Emergency Medical Services Copenhagen, University of Copenhagen, Copenhagen, Denmark.
Department of Biostatistics, University of Copenhagen, Copenhagen, Denmark.
Scand J Trauma Resusc Emerg Med. 2019 Jan 9;27(1):3. doi: 10.1186/s13049-018-0580-4.
Stroke is a leading cause of death and disability with effective treatment, including thrombolysis or thrombectomy, being time-critical for favourable outcomes. While door-to-needle time in hospital has been optimized for many years, little is known about the ambulance on-scene time (OST). OST has been reported to account for 44% of total alarm-to-door time, thereby being a major time component. We aimed to analyse ambulance OST in stroke patients eligible for thrombolysis and identify potential areas of time optimization.

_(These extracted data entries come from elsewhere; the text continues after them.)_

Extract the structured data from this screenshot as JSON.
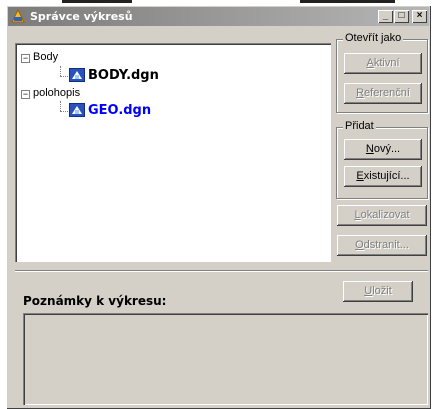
{
  "window": {
    "title": "Správce výkresů",
    "minimize_glyph": "_",
    "maximize_glyph": "□",
    "close_glyph": "×"
  },
  "tree": {
    "nodes": [
      {
        "label": "Body",
        "expander": "−",
        "files": [
          {
            "name": "BODY.dgn",
            "color": "#000000"
          }
        ]
      },
      {
        "label": "polohopis",
        "expander": "−",
        "files": [
          {
            "name": "GEO.dgn",
            "color": "#0000ff"
          }
        ]
      }
    ]
  },
  "open_as": {
    "title": "Otevřít jako",
    "active": {
      "label": "Aktivní",
      "key": "A",
      "rest": "ktivní"
    },
    "reference": {
      "label": "Referenční",
      "key": "R",
      "rest": "eferenční"
    }
  },
  "add": {
    "title": "Přidat",
    "new": {
      "label": "Nový...",
      "key": "N",
      "rest": "ový..."
    },
    "existing": {
      "label": "Existující...",
      "key": "E",
      "rest": "xistující..."
    }
  },
  "actions": {
    "locate": {
      "label": "Lokalizovat",
      "key": "L",
      "rest": "okalizovat"
    },
    "remove": {
      "label": "Odstranit...",
      "key": "O",
      "rest": "dstranit..."
    },
    "save": {
      "label": "Uložit",
      "key": "U",
      "rest": "ložit"
    }
  },
  "notes": {
    "label": "Poznámky k výkresu:",
    "value": ""
  },
  "colors": {
    "window_bg": "#d4d0c8",
    "titlebar_start": "#7b7b7b",
    "titlebar_end": "#b6b6b6",
    "file_selected": "#0000ff",
    "disabled_text": "#808080"
  }
}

A study-specific registration form was developed to record detailed information about OST consumption in cases where the Emergency Medical Services (EMS) suspected a stroke from July 2014-May 2015. Registration forms were completed by ambulance personnel and included details on estimated time spent: 1) localising patient, 2) clinical examination, 3) consulting with the on-call neurologist, 4) mobilising patient to the ambulance, 5) treatment in ambulance before departure. Additionally, estimated total OST was noted. For patients found eligible for further evaluation at a stroke centre, time points were analysed using multivariate Poisson regressions.

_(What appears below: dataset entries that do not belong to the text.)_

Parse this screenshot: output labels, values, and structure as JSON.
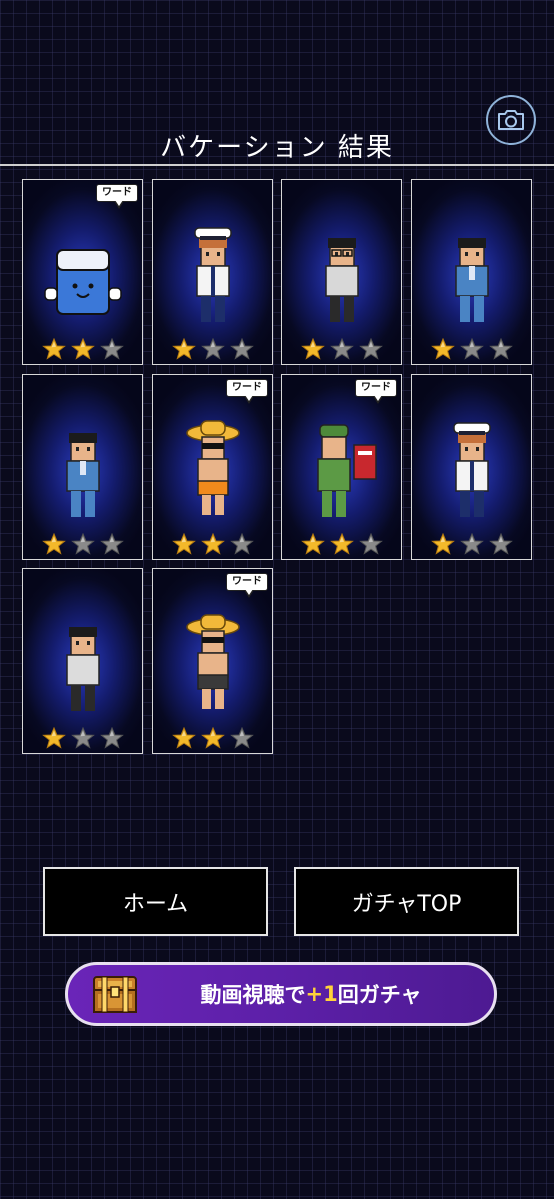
{
  "header": {
    "title": "バケーション 結果"
  },
  "icons": {
    "camera": "camera-icon",
    "chest": "treasure-chest-icon"
  },
  "colors": {
    "star_filled": "#f3b92a",
    "star_empty": "#8a8a8a",
    "accent_plus": "#ffd33a",
    "video_button": "#5b1fa6"
  },
  "results": [
    {
      "character": "eraser-mascot",
      "stars": 2,
      "max_stars": 3,
      "badge": "ワード"
    },
    {
      "character": "captain",
      "stars": 1,
      "max_stars": 3,
      "badge": ""
    },
    {
      "character": "man-with-glasses",
      "stars": 1,
      "max_stars": 3,
      "badge": ""
    },
    {
      "character": "man-in-blue-suit",
      "stars": 1,
      "max_stars": 3,
      "badge": ""
    },
    {
      "character": "man-in-blue-suit",
      "stars": 1,
      "max_stars": 3,
      "badge": ""
    },
    {
      "character": "straw-hat-sunglasses",
      "stars": 2,
      "max_stars": 3,
      "badge": "ワード"
    },
    {
      "character": "green-soldier-with-mailbox",
      "stars": 2,
      "max_stars": 3,
      "badge": "ワード"
    },
    {
      "character": "captain",
      "stars": 1,
      "max_stars": 3,
      "badge": ""
    },
    {
      "character": "man-in-white-shirt",
      "stars": 1,
      "max_stars": 3,
      "badge": ""
    },
    {
      "character": "straw-hat-sunglasses-dark",
      "stars": 2,
      "max_stars": 3,
      "badge": "ワード"
    }
  ],
  "buttons": {
    "home": "ホーム",
    "gacha_top": "ガチャTOP",
    "video_prefix": "動画視聴で",
    "video_plus": "+1",
    "video_suffix": "回ガチャ"
  }
}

A total of 520 cases were included. The median OST was 21 min (Interquartile Range (IQR) 16-27). Time consumption was significantly lower (17 vs 21 min, p = 0.0015) when electrocardiography (ECG) was obtained in-hospital instead of on-scene, when intravenous (IV) access was established during transportation instead of before transportation (17 vs 21 min, p < 0.0001), and when the quality of communication with the stroke centres was rated as "good" as opposed to "acceptable/poor" (21 vs 23 min, p = 0.014). Neither the presence of relatives nor ambulance trainees had a significant effect on OST.
In-hospital ECG recording and IV cannulation during transport were found to reduce OST, while "acceptable/poor" communication was found to prolong OST relative to "good" communication. These components of pre-hospital stroke management represent potential opportunities for lowering OST with relatively simple changes, which could ultimately lead to earlier treatment and better patient outcome.
Unique identifier: NCT02191514 .
中风是导致死亡和残疾的主要原因之一,有效的治疗方法,包括溶栓或血栓切除术,对改善预后至关重要。虽然多年来医院的门到针时间已经得到了优化,但对救护车现场时间(OST)知之甚少。据报道,OST 占总报警到门时间的 44%,因此是一个主要的时间组成部分。我们旨在分析适合溶栓的中风患者的救护车 OST,并确定潜在的时间优化领域。
从 2014 年 7 月至 2015 年 5 月,一项专门的研究登记表格被开发出来,以记录急诊医疗服务(EMS)怀疑中风的情况下 OST 消耗的详细信息。登记表格由救护车人员填写,包括以下方面的估计时间:1)定位患者,2)临床检查,3)与值班神经科医生咨询,4)将患者转移到救护车上,5)在出发前在救护车上治疗。此外,还记录了估计的总 OST。对于在中风中心进一步评估的患者,使用多变量泊松回归分析时间点。
共纳入 520 例患者。中位 OST 为 21 分钟(IQR 16-27)。当心电图(ECG)在医院内而不是现场获得时,当静脉(IV)通路在转运期间而不是在转运前建立时,以及当与中风中心的沟通质量被评为“好”而不是“可接受/差”时,时间消耗显著降低(17 分钟与 21 分钟,p=0.0015)。与有亲戚或救护车学员在场相比,这两个因素对 OST 没有显著影响。
在医院内进行心电图记录和在转运过程中进行静脉置管被发现可以缩短 OST,而与“好”沟通相比,“可接受/差”的沟通则会延长 OST。这些院前中风管理的组成部分代表了通过相对简单的改变来降低 OST 的潜在机会,这最终可能导致更早的治疗和更好的患者结局。
唯一标识符:NCT02191514。